Lyme disease is caused by Borrelia burgdorferi, a bacterium transmitted by ticks to a wide range of animal species (including people) in much of the world. The great majority of human Lyme disease cases in the United States occur in the Northeast and upper Midwest states. Yet, the impact of Lyme disease in the south US remains minimal despite the abundant presence of the primary Ixodes tick vectors, numerous competent animal hosts, widespread suburban sprawl that brings people into frequent contact with ticks, and the documented presence of B. burgdorferi bacteria in the region. Why hasn’t the disease taken a stronger hold there?
A couple of years ago, I suggested to a client in Florida that it was unnecessary to vaccinate his dog against Lyme disease to protect it on an upcoming trip to Kentucky, which lies outside the “Lyme country” of the Northeast and upper Midwest. After the appointment, my normally coy vet technician pulled me aside.
“I used to live in Kentucky and I know several people there who have Lyme disease,” she said disgustedly, suggesting that I should have vaccinated the man’s dog.

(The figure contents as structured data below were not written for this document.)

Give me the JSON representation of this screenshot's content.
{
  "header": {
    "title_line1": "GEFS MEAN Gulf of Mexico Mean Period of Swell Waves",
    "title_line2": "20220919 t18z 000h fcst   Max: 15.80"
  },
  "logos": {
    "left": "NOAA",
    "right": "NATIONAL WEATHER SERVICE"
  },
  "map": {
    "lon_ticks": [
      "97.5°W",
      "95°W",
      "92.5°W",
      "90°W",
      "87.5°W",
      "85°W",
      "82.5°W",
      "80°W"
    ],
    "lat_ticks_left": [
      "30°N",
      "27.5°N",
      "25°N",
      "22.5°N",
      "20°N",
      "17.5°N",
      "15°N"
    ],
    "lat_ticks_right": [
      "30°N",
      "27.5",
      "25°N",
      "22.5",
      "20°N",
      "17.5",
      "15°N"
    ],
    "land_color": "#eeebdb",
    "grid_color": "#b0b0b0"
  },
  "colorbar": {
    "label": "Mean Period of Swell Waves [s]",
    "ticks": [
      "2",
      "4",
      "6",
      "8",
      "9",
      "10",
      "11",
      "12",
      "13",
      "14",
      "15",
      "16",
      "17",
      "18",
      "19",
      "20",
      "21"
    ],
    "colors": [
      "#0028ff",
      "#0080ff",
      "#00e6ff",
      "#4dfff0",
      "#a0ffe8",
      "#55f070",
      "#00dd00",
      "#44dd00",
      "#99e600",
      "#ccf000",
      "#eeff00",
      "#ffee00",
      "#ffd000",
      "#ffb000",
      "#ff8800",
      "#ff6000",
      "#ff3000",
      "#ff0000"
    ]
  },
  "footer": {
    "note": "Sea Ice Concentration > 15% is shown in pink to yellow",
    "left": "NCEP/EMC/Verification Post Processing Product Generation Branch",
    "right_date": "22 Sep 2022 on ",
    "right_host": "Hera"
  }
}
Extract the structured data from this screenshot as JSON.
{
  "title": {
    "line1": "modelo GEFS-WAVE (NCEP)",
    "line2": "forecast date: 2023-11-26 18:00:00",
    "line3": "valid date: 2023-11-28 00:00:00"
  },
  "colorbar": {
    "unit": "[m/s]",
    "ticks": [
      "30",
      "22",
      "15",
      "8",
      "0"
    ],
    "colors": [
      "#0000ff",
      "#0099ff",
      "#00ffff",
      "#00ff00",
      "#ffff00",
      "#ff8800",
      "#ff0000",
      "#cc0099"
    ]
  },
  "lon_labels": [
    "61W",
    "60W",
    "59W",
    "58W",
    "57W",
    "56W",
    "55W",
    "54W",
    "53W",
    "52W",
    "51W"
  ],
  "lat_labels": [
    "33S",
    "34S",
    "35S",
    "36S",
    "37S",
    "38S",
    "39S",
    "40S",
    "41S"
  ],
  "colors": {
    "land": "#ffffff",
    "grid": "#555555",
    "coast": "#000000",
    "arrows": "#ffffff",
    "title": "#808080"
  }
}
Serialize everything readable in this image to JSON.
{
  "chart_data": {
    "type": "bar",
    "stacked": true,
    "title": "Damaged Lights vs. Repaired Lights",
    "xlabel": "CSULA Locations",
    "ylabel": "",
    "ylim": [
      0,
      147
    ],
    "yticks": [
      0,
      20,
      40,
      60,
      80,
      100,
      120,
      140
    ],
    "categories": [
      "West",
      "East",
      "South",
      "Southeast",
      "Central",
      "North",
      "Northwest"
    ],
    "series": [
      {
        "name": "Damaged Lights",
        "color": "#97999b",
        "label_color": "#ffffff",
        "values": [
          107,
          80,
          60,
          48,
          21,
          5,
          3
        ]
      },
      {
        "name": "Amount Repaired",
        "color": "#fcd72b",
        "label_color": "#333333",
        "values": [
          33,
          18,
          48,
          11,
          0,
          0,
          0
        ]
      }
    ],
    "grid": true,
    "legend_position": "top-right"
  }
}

That was my first experience with the deep emotions that Lyme disease so frequently generates (such as the visceral debate about whether Lyme disease can cause symptoms in patients even long after treatment with antibiotics – a subject left for a future post). I had little detailed information on the geographical extent of Lyme disease with which to defend myself at the time. But I decided it would be best to find out more.

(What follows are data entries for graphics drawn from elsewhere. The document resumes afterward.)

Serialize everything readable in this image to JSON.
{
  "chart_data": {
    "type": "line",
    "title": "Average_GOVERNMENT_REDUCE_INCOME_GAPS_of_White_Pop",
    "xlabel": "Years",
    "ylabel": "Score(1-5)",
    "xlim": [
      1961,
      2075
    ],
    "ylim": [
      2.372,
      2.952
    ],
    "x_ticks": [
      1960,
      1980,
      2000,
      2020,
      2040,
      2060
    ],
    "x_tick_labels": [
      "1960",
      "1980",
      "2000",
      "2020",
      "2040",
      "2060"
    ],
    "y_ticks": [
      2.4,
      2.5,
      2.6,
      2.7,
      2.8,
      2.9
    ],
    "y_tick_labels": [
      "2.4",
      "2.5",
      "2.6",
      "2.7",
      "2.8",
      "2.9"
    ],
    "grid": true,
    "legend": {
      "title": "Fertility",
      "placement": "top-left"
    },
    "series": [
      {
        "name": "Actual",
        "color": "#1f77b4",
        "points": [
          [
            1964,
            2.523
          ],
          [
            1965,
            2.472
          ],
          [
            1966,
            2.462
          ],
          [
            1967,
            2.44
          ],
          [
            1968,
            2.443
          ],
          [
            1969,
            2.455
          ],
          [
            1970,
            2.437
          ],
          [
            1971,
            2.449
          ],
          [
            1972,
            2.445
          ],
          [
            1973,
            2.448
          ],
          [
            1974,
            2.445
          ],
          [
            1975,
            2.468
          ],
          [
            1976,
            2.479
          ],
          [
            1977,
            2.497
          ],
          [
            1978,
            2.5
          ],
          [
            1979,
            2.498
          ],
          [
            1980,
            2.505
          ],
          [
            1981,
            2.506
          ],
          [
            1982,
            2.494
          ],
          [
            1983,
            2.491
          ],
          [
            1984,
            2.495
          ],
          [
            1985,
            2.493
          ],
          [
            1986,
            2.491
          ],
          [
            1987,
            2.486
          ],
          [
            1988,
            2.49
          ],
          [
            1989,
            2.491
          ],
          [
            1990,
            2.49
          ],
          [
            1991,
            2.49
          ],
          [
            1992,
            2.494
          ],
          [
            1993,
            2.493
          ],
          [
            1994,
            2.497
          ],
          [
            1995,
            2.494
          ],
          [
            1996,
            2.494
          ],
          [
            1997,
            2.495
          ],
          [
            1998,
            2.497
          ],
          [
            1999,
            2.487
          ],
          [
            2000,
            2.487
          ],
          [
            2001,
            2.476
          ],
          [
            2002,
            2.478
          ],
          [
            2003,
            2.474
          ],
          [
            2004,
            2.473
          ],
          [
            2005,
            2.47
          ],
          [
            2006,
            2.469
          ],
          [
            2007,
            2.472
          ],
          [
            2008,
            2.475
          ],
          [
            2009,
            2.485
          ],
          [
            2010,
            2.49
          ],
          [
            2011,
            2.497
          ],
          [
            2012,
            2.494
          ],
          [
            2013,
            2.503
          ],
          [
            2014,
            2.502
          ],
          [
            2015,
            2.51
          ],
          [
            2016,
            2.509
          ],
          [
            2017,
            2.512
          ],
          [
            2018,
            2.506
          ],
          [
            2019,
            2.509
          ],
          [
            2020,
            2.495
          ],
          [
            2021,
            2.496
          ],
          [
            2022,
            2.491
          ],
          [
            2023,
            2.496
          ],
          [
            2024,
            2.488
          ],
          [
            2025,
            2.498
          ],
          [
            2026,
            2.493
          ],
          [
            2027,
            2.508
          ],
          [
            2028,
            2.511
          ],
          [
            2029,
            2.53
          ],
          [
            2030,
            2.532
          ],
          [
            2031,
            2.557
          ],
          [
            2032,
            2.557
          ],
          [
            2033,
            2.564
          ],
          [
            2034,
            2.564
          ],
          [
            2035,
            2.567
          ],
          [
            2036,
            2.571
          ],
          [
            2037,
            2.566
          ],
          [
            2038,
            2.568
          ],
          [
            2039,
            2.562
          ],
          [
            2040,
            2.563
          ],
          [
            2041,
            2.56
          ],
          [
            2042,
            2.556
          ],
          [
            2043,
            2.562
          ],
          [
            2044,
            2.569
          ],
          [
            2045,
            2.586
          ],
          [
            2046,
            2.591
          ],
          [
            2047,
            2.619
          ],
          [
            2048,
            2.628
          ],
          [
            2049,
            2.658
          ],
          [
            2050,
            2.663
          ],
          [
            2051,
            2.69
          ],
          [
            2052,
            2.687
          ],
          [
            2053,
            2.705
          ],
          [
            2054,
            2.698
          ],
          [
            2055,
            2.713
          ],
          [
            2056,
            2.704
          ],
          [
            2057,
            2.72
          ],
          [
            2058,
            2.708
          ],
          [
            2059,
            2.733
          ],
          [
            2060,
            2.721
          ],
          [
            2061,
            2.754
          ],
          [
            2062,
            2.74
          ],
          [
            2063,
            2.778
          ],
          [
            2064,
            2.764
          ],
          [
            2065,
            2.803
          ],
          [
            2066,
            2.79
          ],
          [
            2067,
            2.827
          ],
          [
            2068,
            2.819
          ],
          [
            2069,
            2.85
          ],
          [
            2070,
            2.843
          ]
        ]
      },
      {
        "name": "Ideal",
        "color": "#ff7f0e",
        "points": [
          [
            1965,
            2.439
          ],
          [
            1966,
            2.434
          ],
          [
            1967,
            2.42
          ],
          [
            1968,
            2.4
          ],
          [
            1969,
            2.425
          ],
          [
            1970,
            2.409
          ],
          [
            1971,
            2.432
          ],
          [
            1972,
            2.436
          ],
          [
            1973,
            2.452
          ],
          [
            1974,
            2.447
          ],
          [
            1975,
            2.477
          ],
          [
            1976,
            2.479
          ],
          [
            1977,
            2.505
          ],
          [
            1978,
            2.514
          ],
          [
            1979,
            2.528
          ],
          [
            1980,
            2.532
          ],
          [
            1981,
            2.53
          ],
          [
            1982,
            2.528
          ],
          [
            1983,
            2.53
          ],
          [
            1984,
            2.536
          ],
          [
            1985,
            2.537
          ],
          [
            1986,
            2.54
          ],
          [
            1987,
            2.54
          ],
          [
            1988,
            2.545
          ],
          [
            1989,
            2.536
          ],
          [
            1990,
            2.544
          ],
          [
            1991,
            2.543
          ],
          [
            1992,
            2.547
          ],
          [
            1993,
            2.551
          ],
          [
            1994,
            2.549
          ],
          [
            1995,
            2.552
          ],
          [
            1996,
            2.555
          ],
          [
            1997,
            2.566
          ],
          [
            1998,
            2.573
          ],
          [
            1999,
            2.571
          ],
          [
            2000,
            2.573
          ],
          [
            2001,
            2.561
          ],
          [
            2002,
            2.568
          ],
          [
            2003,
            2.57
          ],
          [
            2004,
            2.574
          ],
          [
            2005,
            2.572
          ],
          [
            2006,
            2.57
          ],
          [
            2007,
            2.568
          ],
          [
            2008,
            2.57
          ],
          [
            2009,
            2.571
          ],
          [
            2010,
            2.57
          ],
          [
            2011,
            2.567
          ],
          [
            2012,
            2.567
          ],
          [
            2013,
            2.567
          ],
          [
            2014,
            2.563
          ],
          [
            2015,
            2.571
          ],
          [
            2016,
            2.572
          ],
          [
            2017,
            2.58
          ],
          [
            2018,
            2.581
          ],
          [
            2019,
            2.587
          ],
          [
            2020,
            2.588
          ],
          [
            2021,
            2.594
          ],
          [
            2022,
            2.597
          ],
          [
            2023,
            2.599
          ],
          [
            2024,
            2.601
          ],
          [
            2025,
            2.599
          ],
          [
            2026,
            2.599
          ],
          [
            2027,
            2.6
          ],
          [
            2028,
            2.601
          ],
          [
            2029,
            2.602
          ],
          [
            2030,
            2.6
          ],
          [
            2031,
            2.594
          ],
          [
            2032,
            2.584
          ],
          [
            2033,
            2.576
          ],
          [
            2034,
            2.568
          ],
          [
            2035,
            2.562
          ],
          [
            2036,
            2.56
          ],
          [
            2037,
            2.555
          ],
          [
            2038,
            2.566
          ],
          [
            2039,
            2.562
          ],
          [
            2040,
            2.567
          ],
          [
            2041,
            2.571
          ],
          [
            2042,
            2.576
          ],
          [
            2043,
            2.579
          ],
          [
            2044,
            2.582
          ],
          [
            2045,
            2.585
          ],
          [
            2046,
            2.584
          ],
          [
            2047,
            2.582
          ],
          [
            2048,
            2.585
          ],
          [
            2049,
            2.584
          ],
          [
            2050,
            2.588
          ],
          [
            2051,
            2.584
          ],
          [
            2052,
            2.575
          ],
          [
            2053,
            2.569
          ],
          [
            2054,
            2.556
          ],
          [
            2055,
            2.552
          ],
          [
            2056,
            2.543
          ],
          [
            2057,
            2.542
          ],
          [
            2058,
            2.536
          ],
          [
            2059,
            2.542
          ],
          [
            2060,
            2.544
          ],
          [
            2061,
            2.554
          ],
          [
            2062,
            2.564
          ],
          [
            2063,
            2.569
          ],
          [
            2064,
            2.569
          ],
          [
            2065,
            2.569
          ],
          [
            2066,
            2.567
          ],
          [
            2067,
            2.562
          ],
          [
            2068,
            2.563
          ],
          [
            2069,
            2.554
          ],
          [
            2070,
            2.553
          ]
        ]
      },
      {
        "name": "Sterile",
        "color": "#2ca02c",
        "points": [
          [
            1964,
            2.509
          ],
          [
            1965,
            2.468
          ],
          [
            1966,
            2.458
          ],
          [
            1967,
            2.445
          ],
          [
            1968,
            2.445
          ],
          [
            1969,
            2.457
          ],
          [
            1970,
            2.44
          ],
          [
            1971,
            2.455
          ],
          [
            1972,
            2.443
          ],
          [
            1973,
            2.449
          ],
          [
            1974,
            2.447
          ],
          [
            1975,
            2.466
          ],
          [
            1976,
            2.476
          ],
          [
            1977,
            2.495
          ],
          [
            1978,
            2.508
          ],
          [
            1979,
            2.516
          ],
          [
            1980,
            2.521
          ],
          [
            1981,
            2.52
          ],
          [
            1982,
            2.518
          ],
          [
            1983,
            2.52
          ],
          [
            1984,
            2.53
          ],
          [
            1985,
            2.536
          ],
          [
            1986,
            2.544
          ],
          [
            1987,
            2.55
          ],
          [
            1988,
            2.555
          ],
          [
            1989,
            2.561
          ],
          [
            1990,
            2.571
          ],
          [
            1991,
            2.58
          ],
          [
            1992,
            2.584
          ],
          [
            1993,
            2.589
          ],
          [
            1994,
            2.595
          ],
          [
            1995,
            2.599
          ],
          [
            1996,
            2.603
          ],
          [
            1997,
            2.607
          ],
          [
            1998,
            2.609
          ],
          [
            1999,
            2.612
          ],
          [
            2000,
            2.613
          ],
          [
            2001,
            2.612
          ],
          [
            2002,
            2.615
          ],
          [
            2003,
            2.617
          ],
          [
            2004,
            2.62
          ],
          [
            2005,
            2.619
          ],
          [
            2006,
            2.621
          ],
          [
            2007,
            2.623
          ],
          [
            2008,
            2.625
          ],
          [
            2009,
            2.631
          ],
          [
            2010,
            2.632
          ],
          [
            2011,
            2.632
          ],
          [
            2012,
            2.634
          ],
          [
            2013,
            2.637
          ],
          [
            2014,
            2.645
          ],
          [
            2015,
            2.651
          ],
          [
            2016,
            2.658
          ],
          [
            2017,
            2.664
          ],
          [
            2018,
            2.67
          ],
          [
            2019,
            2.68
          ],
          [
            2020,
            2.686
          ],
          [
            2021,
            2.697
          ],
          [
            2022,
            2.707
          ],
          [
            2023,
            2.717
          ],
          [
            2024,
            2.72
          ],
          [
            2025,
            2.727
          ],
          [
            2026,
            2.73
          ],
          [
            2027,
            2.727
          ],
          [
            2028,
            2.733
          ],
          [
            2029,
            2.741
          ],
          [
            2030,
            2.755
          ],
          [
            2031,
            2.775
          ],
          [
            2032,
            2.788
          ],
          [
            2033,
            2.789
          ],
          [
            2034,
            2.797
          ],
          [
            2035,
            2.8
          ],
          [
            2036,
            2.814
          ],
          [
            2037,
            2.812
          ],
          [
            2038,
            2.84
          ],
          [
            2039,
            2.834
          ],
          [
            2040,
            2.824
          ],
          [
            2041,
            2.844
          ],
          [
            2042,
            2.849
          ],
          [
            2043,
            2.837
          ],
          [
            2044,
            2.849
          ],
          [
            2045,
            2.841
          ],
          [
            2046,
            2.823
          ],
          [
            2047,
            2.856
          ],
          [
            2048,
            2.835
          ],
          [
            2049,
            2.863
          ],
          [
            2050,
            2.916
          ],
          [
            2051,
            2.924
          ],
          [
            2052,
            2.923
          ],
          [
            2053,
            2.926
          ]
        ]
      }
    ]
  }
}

Between 20,000 and 30,000 human cases of Lyme disease are reported each year in the US alone, making it the most commonly reported vector-borne illness there. And for every known case, the US Centers for Disease Control and Prevention (CDC) estimates at least 9 cases go unreported.
Early symptoms in people include the classic tick-bite skin rash in ¾ of patients, followed commonly by fever, swollen lymph nodes, muscle and joint pain. In untreated cases, the bacteria can spread to cause multiple rashes, facial paralysis, meningitis, and carditis (heart inflammation).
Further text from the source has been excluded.